Takeshi Matsuoka – Hiroshima City Museum of Contemporary Art
Where exactly is located the "post-apocalyptic landscape" of OBJECTS AND ARTIFACTS and how did you get there?
Objects and Artifacts was filmed in Yakutia and the Murmansk Oblast of the Russian Federation. Both are areas known for their heavy industry. I was interested in these areas in regard to their strategic importance for the Soviet Union as well as Russia today. In these places, vast amounts of mineral resources are extracted, including nickel, oil, diamonds, apatite, nepheline and gold. Both are also areas that are close to the Arctic Circle and thus have a significant impact on living and working conditions.
These areas are not truly representative of the Soviet Union, nor are many aware of their importance. When people talk about specific places of Russia or the USSR, they usually refer to Moscow or Saint Petersburg. And yet these places were of enormous importance in terms of economic and geopolitical supremacy. Without access to these resources, history would have been written differently. In the patina of the ruins and rusting industrial complexes, so much historicity stands out, which has been deposited in the sedimentary layers of heavy metals over many decades.
Can you elaborate on the film's enigmatic title and on your formal approach as a filmmaker?
The title of the film refers to a way of dealing with the past that is very specific to the Russian landscape. Perhaps it has to do with the immense size of the country. Especially in places where many industrial complexes were built in a short period of time, there are many ruins of older versions of the built facilities. Ghost towns from the time of the USSR are very common. Traveling around Russia, I can't shake the feeling that the country has shrunk, as if a greater civilization and activity had taken place here before. The many ruins and old industrial zones from the Soviet era, which are still scattered all over the country like relics, seem to me like a kind of time capsule. In the film I have tried to capture these time capsules, which vegetate fluidly from one era to the next.
Can you tell us a bit more about your political and ecological concerns with the post-Soviet landscape?
In the project I was interested in understanding the confluence of ideology and its materialization within industrial localities or territories.

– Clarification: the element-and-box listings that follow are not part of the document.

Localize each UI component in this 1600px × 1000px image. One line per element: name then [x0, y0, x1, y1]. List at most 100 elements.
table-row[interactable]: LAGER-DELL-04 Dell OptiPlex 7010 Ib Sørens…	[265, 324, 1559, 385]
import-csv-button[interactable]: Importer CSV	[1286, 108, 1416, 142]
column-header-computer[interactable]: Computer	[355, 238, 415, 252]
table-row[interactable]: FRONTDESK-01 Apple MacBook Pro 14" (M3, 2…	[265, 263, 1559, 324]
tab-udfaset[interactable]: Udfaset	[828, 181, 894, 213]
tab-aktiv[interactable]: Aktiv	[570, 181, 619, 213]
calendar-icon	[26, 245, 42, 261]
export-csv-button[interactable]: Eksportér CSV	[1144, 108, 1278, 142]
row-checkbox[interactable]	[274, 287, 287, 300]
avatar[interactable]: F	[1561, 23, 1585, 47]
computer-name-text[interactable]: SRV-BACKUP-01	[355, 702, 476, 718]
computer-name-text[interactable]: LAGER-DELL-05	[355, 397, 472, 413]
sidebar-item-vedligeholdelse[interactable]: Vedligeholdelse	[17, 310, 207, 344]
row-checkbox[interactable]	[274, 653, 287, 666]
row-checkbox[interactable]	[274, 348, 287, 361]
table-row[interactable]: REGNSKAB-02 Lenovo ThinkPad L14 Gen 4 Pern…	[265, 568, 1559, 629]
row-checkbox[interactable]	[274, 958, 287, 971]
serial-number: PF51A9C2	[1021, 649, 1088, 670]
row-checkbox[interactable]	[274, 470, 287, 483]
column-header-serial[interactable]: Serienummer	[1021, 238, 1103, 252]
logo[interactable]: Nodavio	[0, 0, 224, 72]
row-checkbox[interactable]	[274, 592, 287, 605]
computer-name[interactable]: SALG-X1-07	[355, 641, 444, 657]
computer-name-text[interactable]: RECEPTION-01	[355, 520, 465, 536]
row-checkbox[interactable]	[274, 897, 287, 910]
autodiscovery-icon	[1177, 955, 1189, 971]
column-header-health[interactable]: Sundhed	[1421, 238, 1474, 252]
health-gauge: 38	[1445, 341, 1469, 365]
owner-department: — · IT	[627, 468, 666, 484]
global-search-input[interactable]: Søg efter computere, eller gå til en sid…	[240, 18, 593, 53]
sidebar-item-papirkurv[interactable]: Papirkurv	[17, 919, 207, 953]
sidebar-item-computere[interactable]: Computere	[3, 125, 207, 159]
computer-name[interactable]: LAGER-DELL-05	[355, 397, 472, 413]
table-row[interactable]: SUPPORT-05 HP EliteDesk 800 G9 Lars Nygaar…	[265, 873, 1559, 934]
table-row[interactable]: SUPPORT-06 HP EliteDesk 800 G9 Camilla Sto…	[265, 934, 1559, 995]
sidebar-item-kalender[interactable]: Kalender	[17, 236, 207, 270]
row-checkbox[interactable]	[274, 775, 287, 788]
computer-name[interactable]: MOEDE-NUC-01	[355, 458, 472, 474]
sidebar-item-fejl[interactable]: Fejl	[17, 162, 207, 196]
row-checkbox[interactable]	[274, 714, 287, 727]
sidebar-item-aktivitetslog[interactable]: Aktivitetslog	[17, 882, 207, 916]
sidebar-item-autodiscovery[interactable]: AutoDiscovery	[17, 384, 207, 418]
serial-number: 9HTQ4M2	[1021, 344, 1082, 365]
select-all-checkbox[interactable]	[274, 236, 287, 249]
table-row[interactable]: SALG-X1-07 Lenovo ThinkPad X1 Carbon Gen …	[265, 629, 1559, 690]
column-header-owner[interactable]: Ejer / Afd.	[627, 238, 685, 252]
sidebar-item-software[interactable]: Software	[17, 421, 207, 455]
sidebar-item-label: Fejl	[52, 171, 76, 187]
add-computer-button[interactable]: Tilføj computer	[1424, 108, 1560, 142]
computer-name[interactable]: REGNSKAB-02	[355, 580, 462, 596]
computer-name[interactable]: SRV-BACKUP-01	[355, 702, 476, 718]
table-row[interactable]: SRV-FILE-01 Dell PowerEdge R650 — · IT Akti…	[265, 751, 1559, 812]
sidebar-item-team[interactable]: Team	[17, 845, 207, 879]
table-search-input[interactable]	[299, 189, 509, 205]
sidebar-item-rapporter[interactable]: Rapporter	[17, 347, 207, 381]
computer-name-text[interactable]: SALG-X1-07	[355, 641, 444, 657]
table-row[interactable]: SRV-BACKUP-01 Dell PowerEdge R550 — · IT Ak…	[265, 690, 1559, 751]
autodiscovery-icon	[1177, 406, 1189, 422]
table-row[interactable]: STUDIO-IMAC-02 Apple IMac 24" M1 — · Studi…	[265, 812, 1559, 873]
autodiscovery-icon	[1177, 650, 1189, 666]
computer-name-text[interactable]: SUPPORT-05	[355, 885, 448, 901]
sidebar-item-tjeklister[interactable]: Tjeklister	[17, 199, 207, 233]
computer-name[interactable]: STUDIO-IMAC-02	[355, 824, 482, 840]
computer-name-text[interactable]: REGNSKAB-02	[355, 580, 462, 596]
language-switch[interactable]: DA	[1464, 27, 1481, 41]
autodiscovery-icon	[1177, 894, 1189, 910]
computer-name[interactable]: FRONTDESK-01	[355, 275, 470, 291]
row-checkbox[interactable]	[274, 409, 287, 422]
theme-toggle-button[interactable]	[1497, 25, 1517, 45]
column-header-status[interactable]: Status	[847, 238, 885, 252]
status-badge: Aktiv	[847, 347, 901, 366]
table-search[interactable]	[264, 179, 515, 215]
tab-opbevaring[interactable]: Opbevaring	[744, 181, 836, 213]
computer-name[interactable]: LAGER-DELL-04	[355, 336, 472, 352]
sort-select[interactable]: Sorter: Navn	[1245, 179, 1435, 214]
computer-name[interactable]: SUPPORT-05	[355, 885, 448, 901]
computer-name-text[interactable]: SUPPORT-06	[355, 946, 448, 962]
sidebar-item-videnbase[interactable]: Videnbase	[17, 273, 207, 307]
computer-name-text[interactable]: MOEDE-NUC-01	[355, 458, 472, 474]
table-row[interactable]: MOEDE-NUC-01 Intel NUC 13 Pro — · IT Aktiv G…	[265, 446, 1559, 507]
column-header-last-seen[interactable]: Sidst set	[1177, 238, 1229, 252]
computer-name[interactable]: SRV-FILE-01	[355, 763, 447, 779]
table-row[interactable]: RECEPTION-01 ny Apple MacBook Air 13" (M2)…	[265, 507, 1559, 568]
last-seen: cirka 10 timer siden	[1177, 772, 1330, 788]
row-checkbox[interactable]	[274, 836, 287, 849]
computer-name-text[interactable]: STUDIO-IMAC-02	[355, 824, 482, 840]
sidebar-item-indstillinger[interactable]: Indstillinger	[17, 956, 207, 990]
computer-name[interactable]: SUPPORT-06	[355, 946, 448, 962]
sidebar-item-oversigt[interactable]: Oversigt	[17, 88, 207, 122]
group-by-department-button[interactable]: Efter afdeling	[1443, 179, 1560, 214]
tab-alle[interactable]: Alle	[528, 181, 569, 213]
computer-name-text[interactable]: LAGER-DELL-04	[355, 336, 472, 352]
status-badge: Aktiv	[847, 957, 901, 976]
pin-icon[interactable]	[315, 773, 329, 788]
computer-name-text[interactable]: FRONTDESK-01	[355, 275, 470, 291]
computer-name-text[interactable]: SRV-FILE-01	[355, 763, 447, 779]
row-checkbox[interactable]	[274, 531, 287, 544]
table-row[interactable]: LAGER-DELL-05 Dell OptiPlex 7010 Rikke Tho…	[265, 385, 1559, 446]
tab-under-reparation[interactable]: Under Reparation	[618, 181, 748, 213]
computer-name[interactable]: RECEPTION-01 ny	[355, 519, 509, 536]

The extraction of minerals and raw materials is directly linked to geopolitical strategies. This process is linked to intertwined questions of identity and nation. I have chosen a filmic form with little commentary to confront these questions because I think that cinematic aesthetics can create new connections on the perceptual level. I also think that the cinematic observation of the post-Soviet landscape can raise the question of a fundamental way of dealing with matter. Whether it is the Soviet multi-ethnic state or a new federal structure that orders, manages, and organizes the Russian landscape, the question of accountability on the global level remains the same. In my work, I try to confront this complexity with different stylistic approaches.